How to Handle TTS Edge Cases with Text Normalization in Gradium

4 min read

Text-to-speech models are excellent at natural phrasing and prosody. Where they can struggle is with structured tokens like dates, phone numbers, or email addresses. Without guidance, the model may guess how to pronounce them, and guess wrong.

Gradium's Text Normalization feature solves this. It adjusts specific parts of your input text before they are converted to speech, so they are always spoken in a natural and predictable way.

What Is Text Normalization in Gradium TTS?

Text Normalization processes structured tokens in your text before the TTS model receives them. Instead of asking the model to interpret 12/31/2020, it receives a normalized version that is easier to pronounce correctly.

Text Normalization is especially useful for:

  • Dates
  • Times
  • Numbers
  • Emails
  • URLs
  • Phone numbers
  • Alphanumeric codes

In the API, you configure this using json_config.rewrite_rules in your setup message.

How Do You Enable Text Normalization With a Language Alias?

The simplest way to enable Text Normalization is with a language alias. Language aliases are normalization presets that bundle together the most common rules for a given language.

Add rewrite_rules to the json_config in your setup message:

{
  "type": "setup",
  "voice_id": "<VOICE_ID>",
  "model_name": "default",
  "output_format": "wav",
  "json_config": {
    "rewrite_rules": "en"
  }
}

Here, "en" is the language alias for English. Use a language alias when your input is mostly in one language.

How Do You Enable Specific Normalizers for Tighter Control?

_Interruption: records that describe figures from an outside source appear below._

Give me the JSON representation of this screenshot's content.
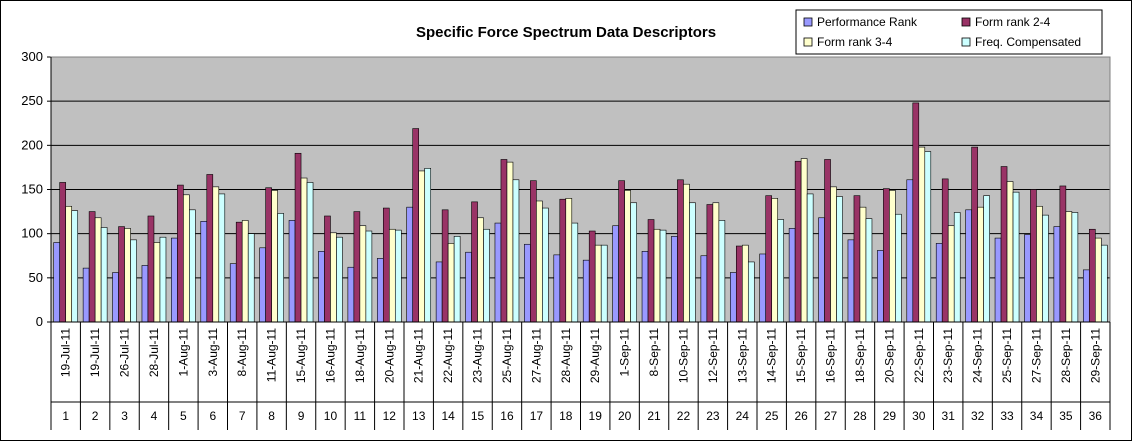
{
  "chart_data": {
    "type": "bar",
    "title": "Specific Force Spectrum Data Descriptors",
    "xlabel": "",
    "ylabel": "",
    "ylim": [
      0,
      300
    ],
    "yticks": [
      0,
      50,
      100,
      150,
      200,
      250,
      300
    ],
    "grid": true,
    "legend_position": "top-right",
    "dates": [
      "19-Jul-11",
      "19-Jul-11",
      "26-Jul-11",
      "28-Jul-11",
      "1-Aug-11",
      "3-Aug-11",
      "8-Aug-11",
      "11-Aug-11",
      "15-Aug-11",
      "16-Aug-11",
      "18-Aug-11",
      "20-Aug-11",
      "21-Aug-11",
      "22-Aug-11",
      "23-Aug-11",
      "25-Aug-11",
      "27-Aug-11",
      "28-Aug-11",
      "29-Aug-11",
      "1-Sep-11",
      "8-Sep-11",
      "10-Sep-11",
      "12-Sep-11",
      "13-Sep-11",
      "14-Sep-11",
      "15-Sep-11",
      "16-Sep-11",
      "18-Sep-11",
      "20-Sep-11",
      "22-Sep-11",
      "23-Sep-11",
      "24-Sep-11",
      "25-Sep-11",
      "27-Sep-11",
      "28-Sep-11",
      "29-Sep-11"
    ],
    "categories": [
      "1",
      "2",
      "3",
      "4",
      "5",
      "6",
      "7",
      "8",
      "9",
      "10",
      "11",
      "12",
      "13",
      "14",
      "15",
      "16",
      "17",
      "18",
      "19",
      "20",
      "21",
      "22",
      "23",
      "24",
      "25",
      "26",
      "27",
      "28",
      "29",
      "30",
      "31",
      "32",
      "33",
      "34",
      "35",
      "36"
    ],
    "series": [
      {
        "name": "Performance Rank",
        "color": "#9999ff",
        "values": [
          90,
          61,
          56,
          64,
          95,
          114,
          66,
          84,
          115,
          80,
          62,
          72,
          130,
          68,
          79,
          112,
          88,
          76,
          70,
          109,
          80,
          97,
          75,
          56,
          77,
          106,
          118,
          93,
          81,
          161,
          89,
          127,
          95,
          99,
          108,
          59
        ]
      },
      {
        "name": "Form rank 2-4",
        "color": "#993366",
        "values": [
          158,
          125,
          108,
          120,
          155,
          167,
          113,
          152,
          191,
          120,
          125,
          129,
          219,
          127,
          136,
          184,
          160,
          139,
          103,
          160,
          116,
          161,
          133,
          86,
          143,
          182,
          184,
          143,
          151,
          248,
          162,
          198,
          176,
          150,
          154,
          105
        ]
      },
      {
        "name": "Form rank 3-4",
        "color": "#ffffcc",
        "values": [
          131,
          118,
          106,
          90,
          144,
          153,
          115,
          149,
          163,
          101,
          109,
          105,
          171,
          89,
          118,
          181,
          137,
          140,
          87,
          149,
          105,
          156,
          135,
          87,
          140,
          185,
          153,
          130,
          149,
          198,
          109,
          130,
          159,
          131,
          125,
          95
        ]
      },
      {
        "name": "Freq. Compensated",
        "color": "#ccffff",
        "values": [
          126,
          107,
          93,
          96,
          127,
          145,
          100,
          123,
          158,
          96,
          103,
          104,
          174,
          97,
          105,
          161,
          129,
          112,
          87,
          135,
          104,
          135,
          115,
          68,
          116,
          145,
          142,
          117,
          122,
          193,
          124,
          143,
          147,
          121,
          124,
          87
        ]
      }
    ]
  }
}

If you need more control, you can enable individual normalizers instead of using a language alias. Pass a comma-separated list of rule names to rewrite_rules:

{
  "json_config": {
    "rewrite_rules": "TimeEn,Date,NumberEn,EmailEn"
  }
}

Two important details about how rules are applied:

  • Rules are applied word by word.
  • Only the first matching rule applies to each word.

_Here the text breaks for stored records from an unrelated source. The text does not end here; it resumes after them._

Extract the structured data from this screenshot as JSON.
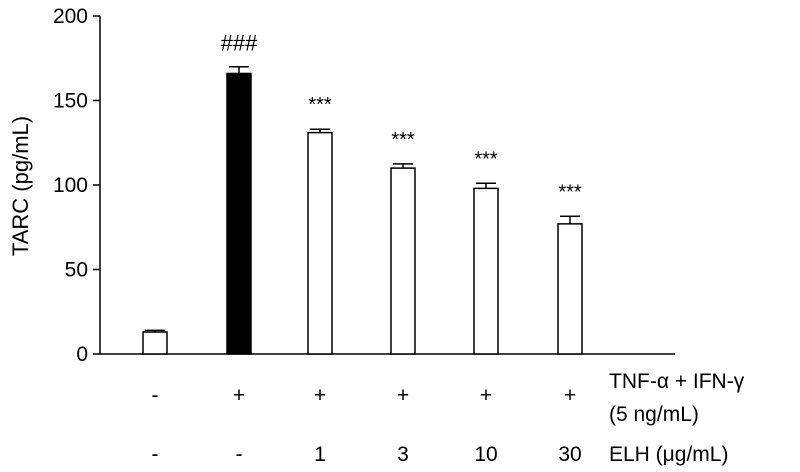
{
  "chart_data": {
    "type": "bar",
    "title": "",
    "ylabel": "TARC (pg/mL)",
    "xlabel": "",
    "ylim": [
      0,
      200
    ],
    "yticks": [
      0,
      50,
      100,
      150,
      200
    ],
    "grid": false,
    "bars": [
      {
        "value": 13,
        "error": 1,
        "fill": "#ffffff",
        "annotation": "",
        "tnf_ifn": "-",
        "elh": "-"
      },
      {
        "value": 166,
        "error": 4,
        "fill": "#000000",
        "annotation": "###",
        "tnf_ifn": "+",
        "elh": "-"
      },
      {
        "value": 131,
        "error": 2,
        "fill": "#ffffff",
        "annotation": "***",
        "tnf_ifn": "+",
        "elh": "1"
      },
      {
        "value": 110,
        "error": 2.5,
        "fill": "#ffffff",
        "annotation": "***",
        "tnf_ifn": "+",
        "elh": "3"
      },
      {
        "value": 98,
        "error": 3,
        "fill": "#ffffff",
        "annotation": "***",
        "tnf_ifn": "+",
        "elh": "10"
      },
      {
        "value": 77,
        "error": 4.5,
        "fill": "#ffffff",
        "annotation": "***",
        "tnf_ifn": "+",
        "elh": "30"
      }
    ],
    "row_labels": {
      "tnf_ifn_line1": "TNF-α + IFN-γ",
      "tnf_ifn_line2": "(5 ng/mL)",
      "elh": "ELH (μg/mL)"
    }
  }
}
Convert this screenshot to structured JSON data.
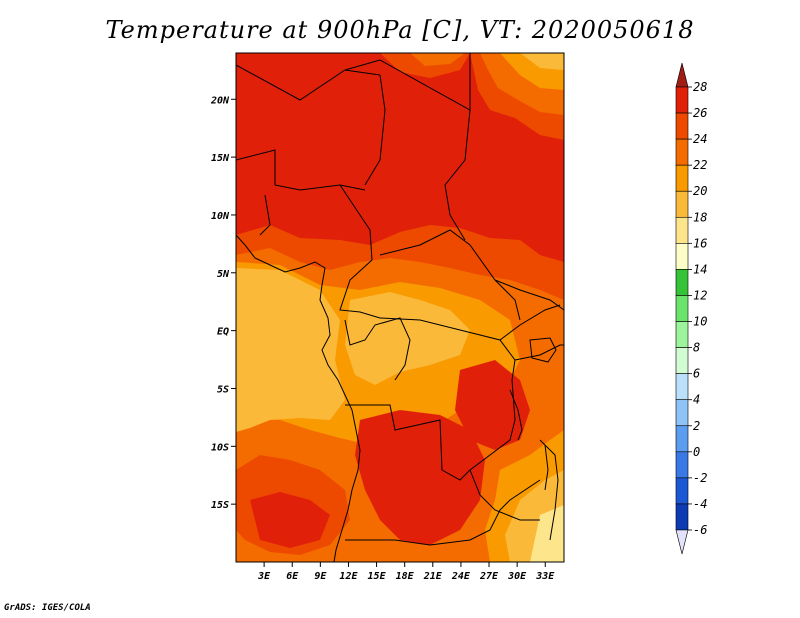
{
  "title": "Temperature at 900hPa [C], VT: 2020050618",
  "credit": "GrADS: IGES/COLA",
  "map": {
    "lon_range": [
      0,
      35
    ],
    "lat_range": [
      -20,
      24
    ],
    "lat_ticks": [
      {
        "value": 20,
        "label": "20N"
      },
      {
        "value": 15,
        "label": "15N"
      },
      {
        "value": 10,
        "label": "10N"
      },
      {
        "value": 5,
        "label": "5N"
      },
      {
        "value": 0,
        "label": "EQ"
      },
      {
        "value": -5,
        "label": "5S"
      },
      {
        "value": -10,
        "label": "10S"
      },
      {
        "value": -15,
        "label": "15S"
      }
    ],
    "lon_ticks": [
      {
        "value": 3,
        "label": "3E"
      },
      {
        "value": 6,
        "label": "6E"
      },
      {
        "value": 9,
        "label": "9E"
      },
      {
        "value": 12,
        "label": "12E"
      },
      {
        "value": 15,
        "label": "15E"
      },
      {
        "value": 18,
        "label": "18E"
      },
      {
        "value": 21,
        "label": "21E"
      },
      {
        "value": 24,
        "label": "24E"
      },
      {
        "value": 27,
        "label": "27E"
      },
      {
        "value": 30,
        "label": "30E"
      },
      {
        "value": 33,
        "label": "33E"
      }
    ]
  },
  "colorbar": {
    "levels": [
      "28",
      "26",
      "24",
      "22",
      "20",
      "18",
      "16",
      "14",
      "12",
      "10",
      "8",
      "6",
      "4",
      "2",
      "0",
      "-2",
      "-4",
      "-6"
    ],
    "colors": [
      "#a01e14",
      "#e1200a",
      "#ed4a00",
      "#f46c00",
      "#f99a00",
      "#fbb93a",
      "#fde58c",
      "#fdfdc8",
      "#37c337",
      "#6ce36c",
      "#9cf49c",
      "#d2fcd2",
      "#bae0fc",
      "#8ec3f6",
      "#5c9df0",
      "#3a78e6",
      "#1c58d6",
      "#0c3bb4",
      "#05147a",
      "#e2e2fa"
    ]
  },
  "colors": {
    "t28": "#e1200a",
    "t26": "#ed4a00",
    "t24": "#f46c00",
    "t22": "#f99a00",
    "t20": "#fbb93a",
    "t18": "#fde58c",
    "t16": "#fdfdc8"
  }
}
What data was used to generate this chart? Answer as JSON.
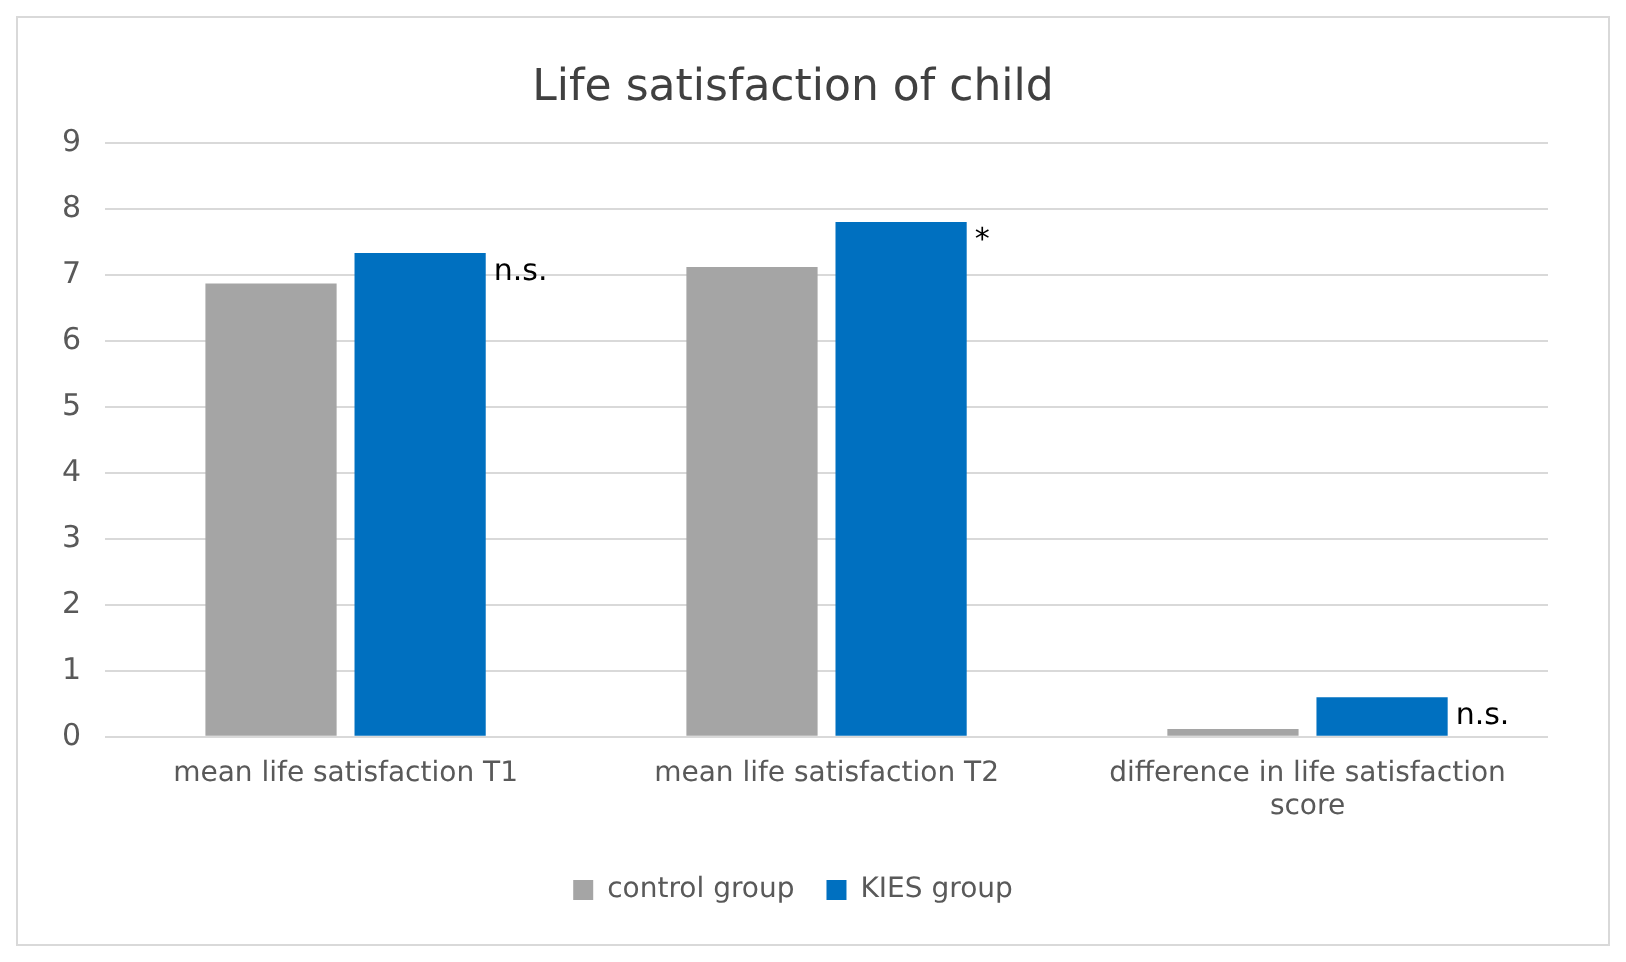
{
  "chart_data": {
    "type": "bar",
    "title": "Life satisfaction of child",
    "categories": [
      "mean life satisfaction T1",
      "mean life satisfaction T2",
      "difference in life satisfaction score"
    ],
    "series": [
      {
        "name": "control group",
        "color": "#a5a5a5",
        "values": [
          6.87,
          7.12,
          0.12
        ]
      },
      {
        "name": "KIES group",
        "color": "#0070c0",
        "values": [
          7.33,
          7.8,
          0.6
        ]
      }
    ],
    "ylim": [
      0,
      9
    ],
    "yticks": [
      0,
      1,
      2,
      3,
      4,
      5,
      6,
      7,
      8,
      9
    ],
    "grid": "y",
    "legend": "bottom",
    "annotations": [
      "n.s.",
      "*",
      "n.s."
    ]
  }
}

This means the order of rules matters. When combining multiple normalizers, place the most specific rules first.

Use specific rules when you need tighter control over normalization, or when your input contains text in multiple languages.

What Does Text Normalization Change in Practice?

Here are examples of what each normalizer does to your input text:

Type Input Spoken as
Date 12/31/2020 12-31 2020
Time 3:45PM! 3.45PM!
Number 2500000 2 million 500 thousand
Email foo.bar@gmail.com foo dot bar at gmail dot com
URL Any URL Spelled out character by character with proper language handling
Phone number Any phone number Formatted according to the country
Alphanumeric code AB12CD34 A-B 1-2 C-D 3-4

When Should You Use a Language Alias vs. Specific Rules?

Use a language alias (e.g., "en") when your input is mostly in one language and you want a sensible default set of normalizations.

Use specific rules (e.g., "TimeEn,Date,NumberEn,EmailEn") when you need tighter control over which normalizations apply, or when your input contains text in multiple languages.

Summary

Text Normalization takes structured, error-prone tokens and turns them into a speakable form. Once normalization is handled, the model can focus on what it does best: natural phrasing and prosody, meaning the rhythm, pitch, and stress patterns of speech.

To use it:

  1. Add json_config.rewrite_rules to your setup message
  2. Pass a language alias like "en" for a preset bundle of rules
  3. Or pass a comma-separated list of specific normalizers for custom control
  4. Remember that rules are applied word by word, and only the first matching rule applies

Frequently Asked Questions

What is Text Normalization in Gradium TTS?
It is a feature that adjusts specific parts of your input text before they are converted to speech, so structured tokens like dates, numbers, and emails are always spoken naturally.
Where do I configure Text Normalization?
In the json_config.rewrite_rules field of your setup message.
What is a language alias?
A language alias is a normalization preset that bundles together the most common rules for a given language. For example, "en" applies a standard set of English normalizations.
What are examples of specific normalizer names?
TimeEn, Date, NumberEn, and EmailEn. You can combine them in a comma-separated list.
When should I use specific rules instead of a language alias?
Use specific rules when you need tighter control over which normalizations are applied, or when your input text contains multiple languages.